Preparations to head off possible violence on the streets are being made in the wake of the alleged terrorist plot uncovered last week.
Talks are being held with local authority leaders in seven areas of England where it is feared tensions could boil over.
New measures to win over the Muslim community are to be considered as Islamic leaders predict protests. Yesterday a mosque was set alight in what police believe could be the first in a series of revenge attacks.
Ministers have scheduled meetings with leading Muslim organisations in which they will appeal for a united front against extremists. They are concerned by the public reaction of Muslims, amid evidence that many ordinary people are sceptical about the way the anti-terror operation was carried out.
Downing Street is also worried about the waning support of the most influential Muslim groups in Britain.
A statement signed by every leading Muslim organisation and placed in yesterday’s newspapers blamed British foreign policy for giving “ammunition to extremists”. It was signed by
36 organisations, including the Muslim Council of Britain, representing a further 400 groups.
The council said the letter was written in response to the Lebanon crisis, and it was coincidental that its publication came after last week’s arrests.
A spokesman said: “We published it because our government and the US are the only two that did not call for an immediate ceasefire in Lebanon.”
The full-page advertisement is likely to worry Tony Blair, who has ploughed millions of pounds into initiatives to reconcile Muslims since the terror attacks of July 7 last year.
Last night, the government said it would focus attention on five London boroughs — Newham, Hackney, Barking, Dagenham and Waltham Forest — as well as Birmingham and High Wycombe. All these areas were affected by last week’s raids.
Concerns have been stoked by the British National party, which held its summer rally yesterday and has a strong presence in several of the boroughs being monitored.
Nick Griffin, chairman of the BNP, called yesterday for all Muslims aged between 15 and 50 to be banned from flying and said there was “no such thing as a moderate Muslim”.
Further evidence of tension came early yesterday when fire crews were called to a blaze at Al-Birr Masjid mosque in Basingstoke, Hampshire. Police believe it was arson.

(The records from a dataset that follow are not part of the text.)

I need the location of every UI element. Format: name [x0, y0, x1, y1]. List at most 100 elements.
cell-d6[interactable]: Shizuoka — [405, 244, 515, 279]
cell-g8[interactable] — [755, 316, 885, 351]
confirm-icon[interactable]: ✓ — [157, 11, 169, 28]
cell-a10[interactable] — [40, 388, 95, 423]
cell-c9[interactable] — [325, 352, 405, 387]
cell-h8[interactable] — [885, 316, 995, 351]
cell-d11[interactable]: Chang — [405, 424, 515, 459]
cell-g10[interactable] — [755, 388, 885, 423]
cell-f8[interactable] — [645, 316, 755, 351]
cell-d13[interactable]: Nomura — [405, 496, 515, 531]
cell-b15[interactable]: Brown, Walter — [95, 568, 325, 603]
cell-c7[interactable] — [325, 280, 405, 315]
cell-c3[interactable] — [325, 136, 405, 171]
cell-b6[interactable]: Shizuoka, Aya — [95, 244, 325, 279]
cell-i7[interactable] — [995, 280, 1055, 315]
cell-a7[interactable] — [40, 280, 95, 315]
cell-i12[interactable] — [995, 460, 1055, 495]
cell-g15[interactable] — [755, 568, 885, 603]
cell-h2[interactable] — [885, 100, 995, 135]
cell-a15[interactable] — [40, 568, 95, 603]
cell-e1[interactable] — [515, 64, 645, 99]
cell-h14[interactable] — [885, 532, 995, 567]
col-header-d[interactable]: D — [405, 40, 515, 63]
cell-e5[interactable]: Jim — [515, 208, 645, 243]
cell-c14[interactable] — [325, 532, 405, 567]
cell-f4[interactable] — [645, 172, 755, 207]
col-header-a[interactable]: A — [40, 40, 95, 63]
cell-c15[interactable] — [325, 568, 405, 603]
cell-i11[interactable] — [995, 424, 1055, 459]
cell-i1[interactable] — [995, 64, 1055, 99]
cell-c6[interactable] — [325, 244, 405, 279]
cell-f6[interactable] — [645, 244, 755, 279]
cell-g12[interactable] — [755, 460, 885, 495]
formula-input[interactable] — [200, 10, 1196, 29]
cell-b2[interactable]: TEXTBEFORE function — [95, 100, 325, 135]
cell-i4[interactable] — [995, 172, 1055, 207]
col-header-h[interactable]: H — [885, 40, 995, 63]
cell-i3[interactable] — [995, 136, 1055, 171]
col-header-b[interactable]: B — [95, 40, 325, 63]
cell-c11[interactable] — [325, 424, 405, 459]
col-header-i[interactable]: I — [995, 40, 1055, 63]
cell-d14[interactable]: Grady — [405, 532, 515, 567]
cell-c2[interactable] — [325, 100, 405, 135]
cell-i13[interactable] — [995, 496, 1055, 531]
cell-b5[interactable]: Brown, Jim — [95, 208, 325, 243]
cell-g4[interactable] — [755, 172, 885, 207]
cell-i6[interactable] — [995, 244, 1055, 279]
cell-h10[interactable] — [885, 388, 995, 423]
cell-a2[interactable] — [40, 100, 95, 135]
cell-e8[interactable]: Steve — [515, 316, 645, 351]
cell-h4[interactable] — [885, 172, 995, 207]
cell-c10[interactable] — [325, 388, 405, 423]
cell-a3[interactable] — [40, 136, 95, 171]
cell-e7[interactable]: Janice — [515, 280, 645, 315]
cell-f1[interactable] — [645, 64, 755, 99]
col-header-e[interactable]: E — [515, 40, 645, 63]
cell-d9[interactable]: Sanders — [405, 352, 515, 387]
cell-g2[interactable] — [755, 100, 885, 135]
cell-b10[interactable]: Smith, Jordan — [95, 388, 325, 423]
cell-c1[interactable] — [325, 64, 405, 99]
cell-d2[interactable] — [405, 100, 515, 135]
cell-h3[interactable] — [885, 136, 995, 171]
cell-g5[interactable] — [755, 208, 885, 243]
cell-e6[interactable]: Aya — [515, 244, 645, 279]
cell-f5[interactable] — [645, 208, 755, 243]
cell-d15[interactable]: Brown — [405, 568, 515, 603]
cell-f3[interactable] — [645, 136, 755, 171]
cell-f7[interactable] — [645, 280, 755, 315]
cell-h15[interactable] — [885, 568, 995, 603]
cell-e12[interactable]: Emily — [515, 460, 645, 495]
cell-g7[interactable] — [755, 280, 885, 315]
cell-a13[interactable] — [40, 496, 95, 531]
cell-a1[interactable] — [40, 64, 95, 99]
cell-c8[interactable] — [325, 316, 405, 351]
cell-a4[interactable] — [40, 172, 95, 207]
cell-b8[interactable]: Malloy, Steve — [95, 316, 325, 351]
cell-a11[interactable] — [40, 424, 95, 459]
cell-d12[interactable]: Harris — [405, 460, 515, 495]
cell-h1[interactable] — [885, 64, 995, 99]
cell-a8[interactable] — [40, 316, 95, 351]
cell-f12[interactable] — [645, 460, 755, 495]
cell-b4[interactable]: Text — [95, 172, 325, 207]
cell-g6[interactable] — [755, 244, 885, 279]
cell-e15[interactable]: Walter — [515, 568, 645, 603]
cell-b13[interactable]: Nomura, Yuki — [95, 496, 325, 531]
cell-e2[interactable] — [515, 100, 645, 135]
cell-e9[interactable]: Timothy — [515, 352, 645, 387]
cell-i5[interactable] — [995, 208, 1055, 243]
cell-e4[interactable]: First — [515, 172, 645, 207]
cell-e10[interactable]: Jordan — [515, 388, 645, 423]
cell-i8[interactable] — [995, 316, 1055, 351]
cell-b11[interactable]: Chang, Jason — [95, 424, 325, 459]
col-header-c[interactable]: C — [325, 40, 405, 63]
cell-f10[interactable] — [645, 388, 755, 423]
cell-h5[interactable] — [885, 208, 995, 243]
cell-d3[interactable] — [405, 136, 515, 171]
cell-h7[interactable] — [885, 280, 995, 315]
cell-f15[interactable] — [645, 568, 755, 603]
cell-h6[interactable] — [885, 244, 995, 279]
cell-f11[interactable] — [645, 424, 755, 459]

Leading Muslims have warned of trouble if last week’s anti-terror operation did not result in any charges.
Labour’s Lord Ahmed said: “The police on the whole have acted professionally and satisfactorily. But they must produce some evidence soon, otherwise people will not believe.”
Ministers are trying to balance the need to maintain calm with warnings of further moves against would-be terrorists.
John Reid, the home secretary, told police chiefs yesterday: “No one should be under any illusion that the threat ended with the recent arrests.